BitPay, Bitcoin, and Where to Put That Decimal Point

Micro-bitcoins, milli-bitcoins, bits, satoshis. The topic of bitcoin
and decimal places has recently resurfaced in community debate. Here
are our plans.

The community and media have recently returned an issue of "where to put the decimal place." More than just a debate over naming ("bits or µBTC"), this is a human interface and technical issue that warrants careful consideration.

The following is a summary of our plans, followed by some discussion.

  1. Expand invoice amount to six decimal places, up from four. Completed on 2014-12-16!
  2. Drop leading zeroes from invoice amounts. Prices are now expressed in micro-bitcoins (µBTC or "bits").
  3. When necessary, add two decimal places to accomodate further bitcoin value appreciation.

Fundamentally, the goal is to move to micro-bitcoins (µBTC, "bits"). This is most compatible with existing financial software. Many popular accounting and finance packages have problems when prices extend beyond two decimal places.
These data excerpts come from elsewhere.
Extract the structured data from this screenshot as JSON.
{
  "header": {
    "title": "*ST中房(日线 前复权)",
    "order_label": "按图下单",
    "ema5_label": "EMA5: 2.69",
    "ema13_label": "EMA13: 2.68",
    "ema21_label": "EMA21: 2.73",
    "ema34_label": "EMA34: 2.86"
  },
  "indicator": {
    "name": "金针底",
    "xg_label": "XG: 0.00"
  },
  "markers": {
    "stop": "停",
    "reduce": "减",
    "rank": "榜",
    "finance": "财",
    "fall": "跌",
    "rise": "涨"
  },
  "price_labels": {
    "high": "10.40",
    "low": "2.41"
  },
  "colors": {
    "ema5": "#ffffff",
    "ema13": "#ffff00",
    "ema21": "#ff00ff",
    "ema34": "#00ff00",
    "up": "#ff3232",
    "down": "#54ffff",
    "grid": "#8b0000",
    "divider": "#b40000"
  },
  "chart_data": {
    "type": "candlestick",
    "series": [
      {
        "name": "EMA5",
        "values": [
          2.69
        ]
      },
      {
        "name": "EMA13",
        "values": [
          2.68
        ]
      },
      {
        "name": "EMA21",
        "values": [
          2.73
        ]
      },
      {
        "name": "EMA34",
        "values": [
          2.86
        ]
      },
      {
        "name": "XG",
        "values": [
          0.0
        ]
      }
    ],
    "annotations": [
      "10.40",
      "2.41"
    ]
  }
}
The move to micro-bitcoins ensures, both now and in the future, wider compatibility.

At a higher level, people are more familiar with prices expressed in numbers extending no more than two decimal places. This assumption is built into cash registers, speadsheets, amount input dialogs and basic, person-person real world transactions. Buying a coffee for 0.009123 bitcoins will be strange for many, while 9123 bits less so.
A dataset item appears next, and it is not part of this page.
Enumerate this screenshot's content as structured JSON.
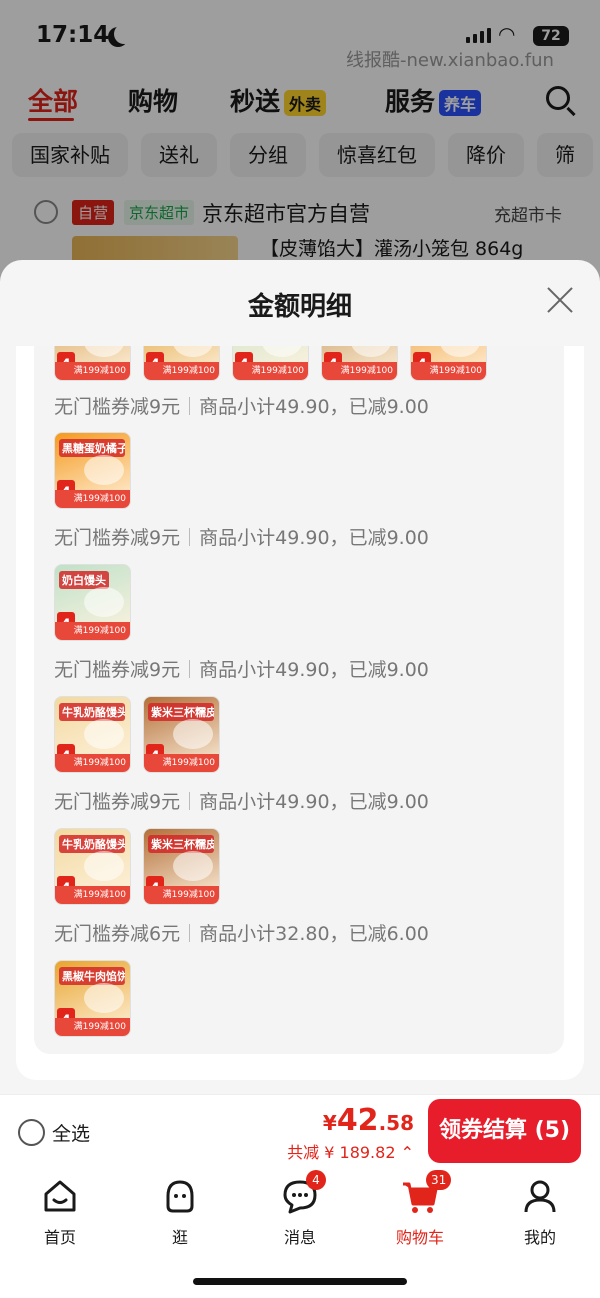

Moving to milli-bitcoins (mBTC) was another option. That option is less attractive, due to these two major factors listed (human expectations, software compatibility). It is also less attractive because use of milli-bitcoins implies further upheaval in the future, when a change to micro-bitcoins is necessitated. Best to make the change once, now, while bitcoin is young.

We will work with other Bitcoin companies to provide a smooth transitions for all users in the community.